Can Notre Dame Get Back on Top?
The start of football season usually comes with guarantees: someone flips a switch and a chill comes back into the air; my friends and I ponder how Ron Zook still has a job; and, Notre Dame is usually ranked in the pre-season polls, and then usually chokes somewhere along the line. And by “chokes” I mean the team doesn’t win the national title or BCS bowl that it’s expected to.
This past weekend was no exception, when the Fighting Irish entered the season ranked 16th and then lost to South Florida, 23-20. USF is not exactly a perennial Big East powerhouse, and the Irish need to get back on track, and quickly, if they want to live up to the expectations being put on them via the third coaching change since 2002 (seems excessive, no?).
I first started paying attention to college football with the level of lunacy I now devote to sports across the board during the 2001 season. I obsessively watched Miami cake walk to its national title against Nebraska, and then figured they could repeat during 2002, because, as my friend Chris liked to say, if he had the offensive line that Ken Dorsey had, he too could have grilled a burger in the pocket, and completed just as many passes.
It was during the 2002 season, when Miami and Ohio State were neck and neck in the polls as they raced to the Fiesta Bowl, that I would literally spend all day every Saturday watching football. The only logical thing to do was root against all undefeated teams so that if Miami won out, they were guaranteed a shot at a second consecutive BCS title.
That season, Notre Dame was one of those teams. They started 8-0 and then lost to BC in a down-to-the-wire game that I still remember watching. It was Tyrone Willingham’s first season, lured away from his successful stint at Stanford, and then two later he was gone (despite being the only first year coach in Irish history to win ten games).
Why haven’t they lived up to their expectations? Who knows? I mean, fine, 10-3 is not a horrible season. Most schools (ILLINOIS) would love a 10-3 season. However, losing to NC State in the Gator Bowl is probably not what they had in mind. Nine consecutive bowl losses are not what they had in mind.
They have their own TV contract, refuse to join any of the Big 6 (though at this point, who can blame them), and are still eligible to play in a BCS game if they finish in the top eight. It doesn’t even matter if another school has a better record as we saw in 2005 when they leapfrogged Oregon into the Fiesta Bowl and wound up losing to Ohio State in (a school which also had a worse record than Oregon, if you’re interested).
Before 2008, ND had not won a bowl game since 1994, and the national championship since 1988, yet only Ohio State and Michigan have appeared in the AP poll more. Notre Dame has one of the oldest and richest traditions in college football, and that alone might be enough to keep them around in the polls, regardless of if they have the talent to back it up.

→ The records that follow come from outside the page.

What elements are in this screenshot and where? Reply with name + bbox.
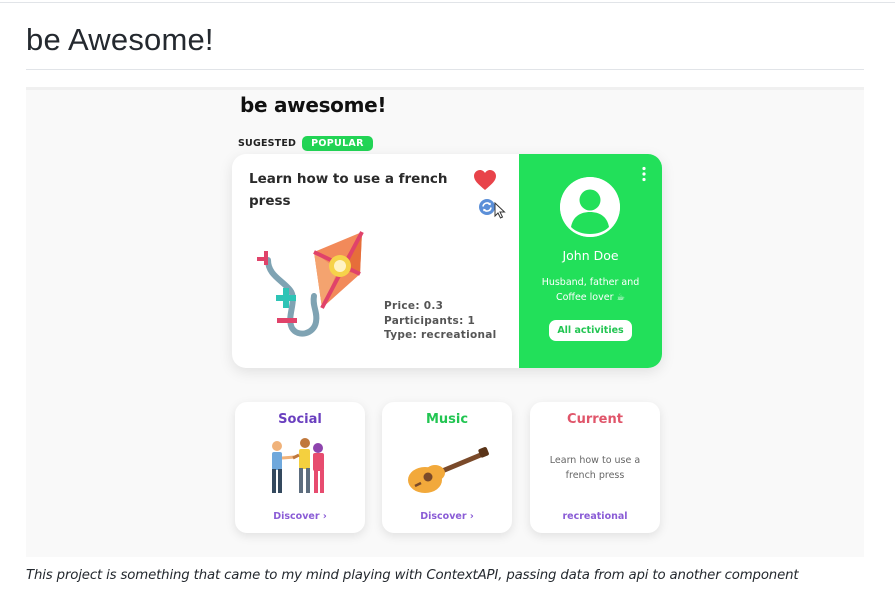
- title-divider: [26, 69, 864, 70]
- readme-title: be Awesome!: [26, 22, 214, 57]
- user-avatar-icon: [560, 177, 620, 237]
- music-card-title: Music: [425, 412, 469, 427]
- tab-popular[interactable]: POPULAR: [302, 136, 373, 151]
- activity-participants: Participants: 1: [384, 314, 476, 327]
- music-card[interactable]: Music Discover ›: [382, 402, 512, 533]
- kebab-menu-icon[interactable]: [641, 166, 647, 182]
- current-card-type: recreational: [562, 511, 628, 522]
- current-card-title: Current: [567, 412, 623, 427]
- music-discover-link[interactable]: Discover ›: [382, 511, 512, 522]
- social-card[interactable]: Social Discover ›: [235, 402, 365, 533]
- activity-title: Learn how to use a french press: [249, 171, 448, 209]
- activity-price: Price: 0.3: [384, 300, 444, 312]
- guitar-illustration: [408, 447, 489, 493]
- activity-panel: Learn how to use a french press Price: 0…: [232, 154, 519, 368]
- activity-info: Price: 0.3 Participants: 1 Type: recreat…: [384, 299, 497, 343]
- readme-caption: This project is something that came to m…: [26, 568, 799, 583]
- tabs: SUGESTED POPULAR: [238, 135, 373, 152]
- preview-top-edge: [26, 87, 864, 90]
- profile-bio-line1: Husband, father and: [541, 277, 640, 288]
- all-activities-button[interactable]: All activities: [549, 320, 632, 341]
- app-title: be awesome!: [240, 93, 387, 117]
- top-divider: [0, 2, 895, 3]
- profile-name: John Doe: [562, 248, 619, 263]
- activity-type: Type: recreational: [384, 329, 497, 341]
- profile-bio: Husband, father and Coffee lover ☕: [529, 275, 652, 305]
- heart-icon[interactable]: [473, 169, 497, 191]
- social-card-title: Social: [278, 412, 322, 427]
- kite-illustration: [257, 231, 364, 337]
- app-preview: be awesome! SUGESTED POPULAR Learn how t…: [26, 87, 864, 557]
- social-discover-link[interactable]: Discover ›: [235, 511, 365, 522]
- profile-panel: John Doe Husband, father and Coffee love…: [519, 154, 662, 368]
- current-card-text: Learn how to use a french press: [549, 455, 641, 481]
- activity-card: Learn how to use a french press Price: 0…: [232, 154, 662, 368]
- people-illustration: [272, 438, 324, 493]
- profile-bio-line2: Coffee lover ☕: [555, 292, 626, 303]
- mouse-cursor-icon: [494, 202, 506, 219]
- tab-suggested[interactable]: SUGESTED: [238, 138, 296, 149]
- current-card[interactable]: Current Learn how to use a french press …: [530, 402, 660, 533]
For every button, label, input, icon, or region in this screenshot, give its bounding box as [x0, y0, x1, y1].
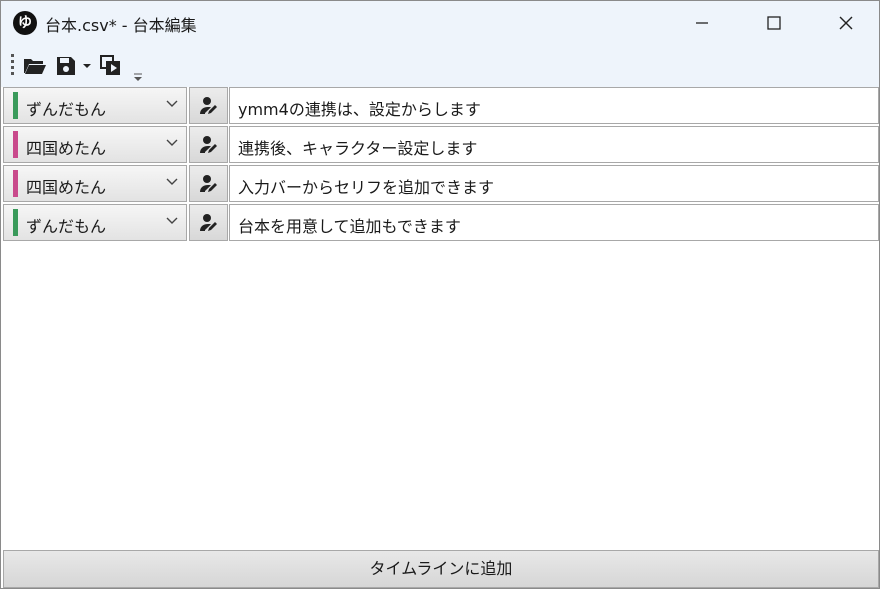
- window-title: 台本.csv* - 台本編集: [45, 16, 197, 35]
- script-line-row: 四国めたん 入力バーからセリフを追加できます: [1, 165, 881, 204]
- line-text-input[interactable]: 連携後、キャラクター設定します: [229, 126, 879, 163]
- speaker-select[interactable]: 四国めたん: [3, 126, 187, 163]
- user-edit-icon: [199, 96, 217, 114]
- chevron-down-icon: [166, 139, 178, 146]
- user-edit-icon: [199, 213, 217, 231]
- save-button[interactable]: [55, 54, 77, 78]
- copy-play-icon: [100, 55, 120, 75]
- speaker-select[interactable]: ずんだもん: [3, 87, 187, 124]
- close-button[interactable]: [811, 1, 881, 45]
- user-edit-icon: [199, 174, 217, 192]
- minimize-button[interactable]: [667, 1, 737, 45]
- script-line-row: ずんだもん ymm4の連携は、設定からします: [1, 87, 881, 126]
- title-bar: ゆ 台本.csv* - 台本編集: [1, 1, 879, 45]
- overflow-icon: [134, 73, 142, 81]
- line-text-input[interactable]: 入力バーからセリフを追加できます: [229, 165, 879, 202]
- speaker-name: ずんだもん: [26, 100, 107, 119]
- edit-speaker-button[interactable]: [189, 204, 228, 241]
- dropdown-arrow-icon: [83, 64, 91, 68]
- speaker-select[interactable]: 四国めたん: [3, 165, 187, 202]
- speaker-select[interactable]: ずんだもん: [3, 204, 187, 241]
- toolbar-overflow-button[interactable]: [133, 65, 143, 89]
- speaker-color-bar: [13, 170, 18, 197]
- chevron-down-icon: [166, 178, 178, 185]
- speaker-color-bar: [13, 131, 18, 158]
- script-line-row: ずんだもん 台本を用意して追加もできます: [1, 204, 881, 243]
- copy-play-button[interactable]: [99, 54, 123, 78]
- line-text-input[interactable]: ymm4の連携は、設定からします: [229, 87, 879, 124]
- add-to-timeline-button[interactable]: タイムラインに追加: [3, 550, 879, 588]
- speaker-name: 四国めたん: [26, 178, 107, 197]
- script-line-row: 四国めたん 連携後、キャラクター設定します: [1, 126, 881, 165]
- save-icon: [57, 57, 75, 75]
- chevron-down-icon: [166, 100, 178, 107]
- speaker-name: ずんだもん: [26, 217, 107, 236]
- close-icon: [839, 16, 853, 30]
- toolbar-grip[interactable]: [11, 54, 15, 76]
- user-edit-icon: [199, 135, 217, 153]
- script-editor-window: ゆ 台本.csv* - 台本編集 ずんだもん ymm4の連携は、設定からします …: [0, 0, 880, 589]
- folder-open-icon: [24, 59, 46, 74]
- edit-speaker-button[interactable]: [189, 87, 228, 124]
- speaker-color-bar: [13, 209, 18, 236]
- open-button[interactable]: [23, 54, 47, 78]
- toolbar: [1, 45, 879, 87]
- save-dropdown-button[interactable]: [82, 54, 92, 78]
- edit-speaker-button[interactable]: [189, 165, 228, 202]
- app-icon: ゆ: [13, 11, 37, 35]
- maximize-button[interactable]: [739, 1, 809, 45]
- line-text-input[interactable]: 台本を用意して追加もできます: [229, 204, 879, 241]
- speaker-color-bar: [13, 92, 18, 119]
- chevron-down-icon: [166, 217, 178, 224]
- speaker-name: 四国めたん: [26, 139, 107, 158]
- minimize-icon: [696, 22, 708, 24]
- edit-speaker-button[interactable]: [189, 126, 228, 163]
- maximize-icon: [767, 16, 781, 30]
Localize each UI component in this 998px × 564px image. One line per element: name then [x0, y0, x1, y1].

And speaking of talent, this would be a good time to point out I know nothing about the fundamentals of football. I cannot sit here and pretend to tell you that ND’s Spread Offense is not working and they should switch to the 2-3 zone (oops! Sorry! Wrong sport!). I’m better with numbers – like the aforementioned bowl and title droughts. But, because they’re Notre Dame they’ll find their way back to the No.1 ranking, and will shut up the critics lurking in the corner (me) who scoff at a 10-3 season, just because they are Notre Dame, and won’t settle for less than perfection.